25 Yakup'u yenemeyeceğini anlayınca, onun uyluk kemiğinin başına çarptı. Öyle ki, güreşirken Yakup'un uyluk kemiği çıktı.
And when he saw, that he prevailed not against him, he touched the hollow of his thigh, —and the hollow of Jacob’s thigh was put out of joint, as he wrestled with him.
26 Adam, “Bırak beni, gün ağarıyor” dedi. Yakup, “Beni kutsamadıkça seni bırakmam” diye yanıtladı.
Then said he—Let me go, for uprisen hath the dawn. And he said: I will not let thee go, except thou have blessed me
27 Adam, “Adın ne?” diye sordu. “Yakup.”
Then he said unto him—What is thy name? And he said—Jacob.

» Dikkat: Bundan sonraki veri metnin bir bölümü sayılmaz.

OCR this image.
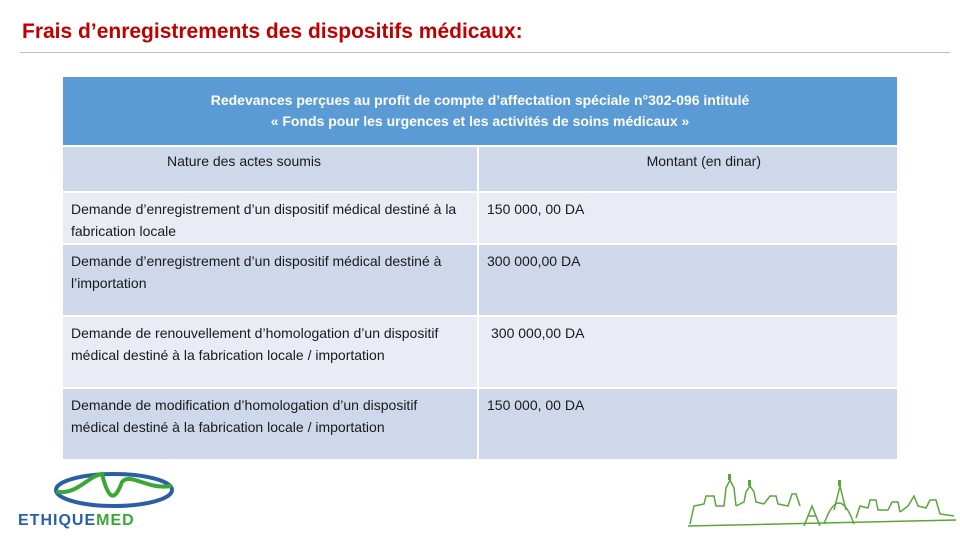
Frais d’enregistrements des dispositifs médicaux:
Redevances perçues au profit de compte d’affectation spéciale n°302-096 intitulé
« Fonds pour les urgences et les activités de soins médicaux »
Nature des actes soumis	Montant (en dinar)
Demande d’enregistrement d’un dispositif médical destiné à la fabrication locale
150 000, 00 DA
Demande d’enregistrement d’un dispositif médical destiné à l’importation
300 000,00 DA
Demande de renouvellement d’homologation d’un dispositif médical destiné à la fabrication locale / importation
300 000,00 DA
Demande de modification d’homologation d’un dispositif médical destiné à la fabrication locale / importation
150 000, 00 DA
ETHIQUEMED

28 Adam, “Artık sana Yakup değil, İsrail denecek” dedi, “Çünkü Tanrı'yla, insanlarla güreşip yendin.”
Then he said—Not Jacob, shall thy name be called any more, but Israel, —For thou hast contended with God and with men and hast prevailed.
29 Yakup, “Lütfen adını söyler misin?” diye sordu. Ama adam, “Neden adımı soruyorsun?” dedi. Sonra Yakup'u kutsadı.
Then asked Jacob and said, Do, I pray thee, tell me thy name! And he said—Wherefore now, shouldest thou ask for my name? And he blessed him there,
30 Yakup, “Tanrı'yla yüzyüze görüştüm, ama canım bağışlandı” diyerek oraya Peniel adını verdi.
So Jacob called the name of the place Peniel; For I saw God face to face; and my soul was delivered,
31 Yakup Peniel'den ayrılırken güneş doğdu. Uyluğundan ötürü aksıyordu.
And the sun rose on him as soon as he had passed over Penuel, —he, moreover was halting upon his thigh,
32 Bu nedenle İsrailliler bugün bile uyluk kemiğinin üzerindeki siniri yemezler. Çünkü Yakup'un uyluk kemiğinin başındaki sinire çarpılmıştı.
For this cause, the sons of Israel eat not of the nerve of the large hip-sinew, which is by the hollow of the thigh, until this day, —because he touched the hollow of the thigh of Jacob, in the nerve of the hip-sinew.